Day and night taxi driving are two different jobs altogether, due ostensibly to the effects of excessive consumption of alcohol by some passengers. So, the night knowledge test might include such venues as Abingdon’s late opening pubs and restaurants.

Whereas the day test ought to include such venues as schools and doctors’ surgeries.

In a city where so much land is given over to both universities and their associated institutions, it is always a pleasure when the annual Oxford Open Doors event comes around and there is an opportunity to see inside some of the buildings closed to the public.

Many of these buildings are exemplars of the highest standards of both modern and older architecture, seamlessly blended within the same location.

So it was recently, I eschewed house work on my day off and went after church, not having booked, but hoping to talk my way into Pusey House, Oxford, which shares a site in St Giles' with St Cross College, one of the newer graduate colleges of the university. Many times I have parked my taxi outside, in the county council’s exorbitantly priced on street parking spaces, for a brisk walk past the building, through the city centre and memories of my Oxford childhood.

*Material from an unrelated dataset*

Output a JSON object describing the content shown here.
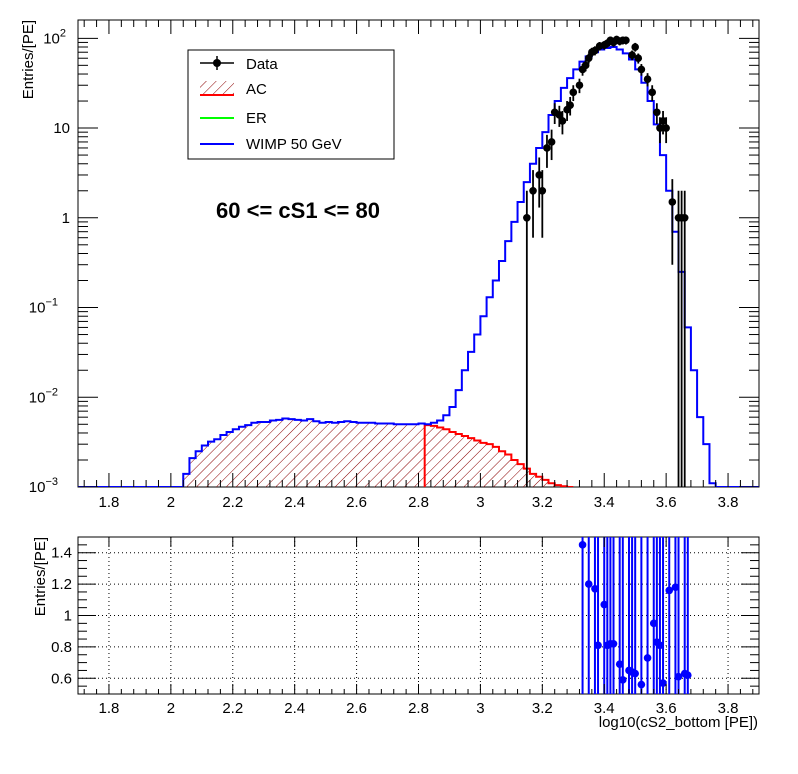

“Good afternoon, sir,” I addressed the porter in his lodge, asking his permission to wait for the start of a tour, which was full of beautiful architecture and historical curiosity, in a way that only Oxford can do well. Temple Moore’s Chapel of the Resurrection at Pusey House lucidly exemplifies the entire concept of the event, taller on the inside than the outside, sunken below ground level.

It is a glorious building, which raises the spirits on entering, from an almost gloomy Gothic corridor.

And The Bate Collection? It is located on Saint Aldates.